A group of people sit at a table talking, eating and drinking in a scene from "It's a Sin."
Callum Scott Howells as Colin, center, with Omari Douglas as Roscoe, right, in "It's a Sin." (Ben Blackall/HBO Max)

Davies’ representation of the epidemic elicits pity rather than solidarity and ultimately offers a narrow, hopeless view of Britain’s queer community to its huge audience.

This selective history is only compounded by the series’ positioning as the first to tell the story of AIDS on British TV, when in truth experimental films about AIDS appeared on television there throughout the first decade of the epidemic, notably on Channel 4 itself. The network was established in 1982 with a remit to “appeal to tastes and interests not generally catered for” by existing British broadcasters, and the wide range of queer work it commissioned included Derek Jarman’s AIDS elegy “Blue” (1993) and Marshall’s AIDS activist films “Bright Eyes” and “Over Our Dead Bodies.” If Davies found time to resurrect the Tombstone ad and the 1980s version of “Doctor Who,” why couldn’t any of “It’s a Sin’s” lead quintet have been seen watching the gay anthology series “Out on Tuesday”?
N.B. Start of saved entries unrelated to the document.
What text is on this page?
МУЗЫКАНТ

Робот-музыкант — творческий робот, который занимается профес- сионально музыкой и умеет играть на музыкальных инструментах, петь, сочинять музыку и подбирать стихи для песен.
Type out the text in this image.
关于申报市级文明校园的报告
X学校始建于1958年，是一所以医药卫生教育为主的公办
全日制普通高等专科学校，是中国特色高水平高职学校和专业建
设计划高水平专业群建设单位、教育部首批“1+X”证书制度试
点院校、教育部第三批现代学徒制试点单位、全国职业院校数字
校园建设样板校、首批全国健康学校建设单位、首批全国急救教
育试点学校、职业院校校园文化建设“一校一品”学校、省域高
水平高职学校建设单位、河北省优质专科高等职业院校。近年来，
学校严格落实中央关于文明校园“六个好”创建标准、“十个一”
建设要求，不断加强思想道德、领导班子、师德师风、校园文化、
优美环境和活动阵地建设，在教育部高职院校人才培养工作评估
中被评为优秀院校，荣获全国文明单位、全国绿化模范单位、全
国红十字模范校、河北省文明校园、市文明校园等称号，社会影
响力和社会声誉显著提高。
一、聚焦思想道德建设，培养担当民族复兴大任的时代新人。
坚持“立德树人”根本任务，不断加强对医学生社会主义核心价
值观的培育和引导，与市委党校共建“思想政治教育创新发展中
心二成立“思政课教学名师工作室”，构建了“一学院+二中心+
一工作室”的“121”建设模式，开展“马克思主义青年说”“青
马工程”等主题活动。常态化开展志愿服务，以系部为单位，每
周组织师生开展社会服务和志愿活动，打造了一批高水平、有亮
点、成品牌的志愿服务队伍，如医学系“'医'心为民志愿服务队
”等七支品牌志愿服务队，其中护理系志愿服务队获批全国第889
Of course, those earlier programs were not "mainstream" in the way that “It’s a Sin” aims to be. They represented the queer and AIDS-affected population to itself, rather than to the "broader" population. Such exercises in outreach can be hugely valuable, but if they’re aimed at a mostly uninformed audience, with little knowledge of HIV, they carry an even heavier burden of representation.

The accepted formulation now is to speak of people living with HIV. That change in terminology has been prompted by the advent of effective medication, which remains accessible to far too few (even in the United States). But even back in the 1980s, as FX’s series “Pose” proves, people with HIV/AIDS spent time living, coping, speaking up and having sex.

In another of his ironic twists, Davies ends the series’ penultimate episode with Ritchie bleeding in the back of a van, on the verge of confessing his HIV status to his friends. “I wanted you to be the first to know … ,” he says haltingly, “I’m gonna live.” If only this series had spent more time showing us how that could happen.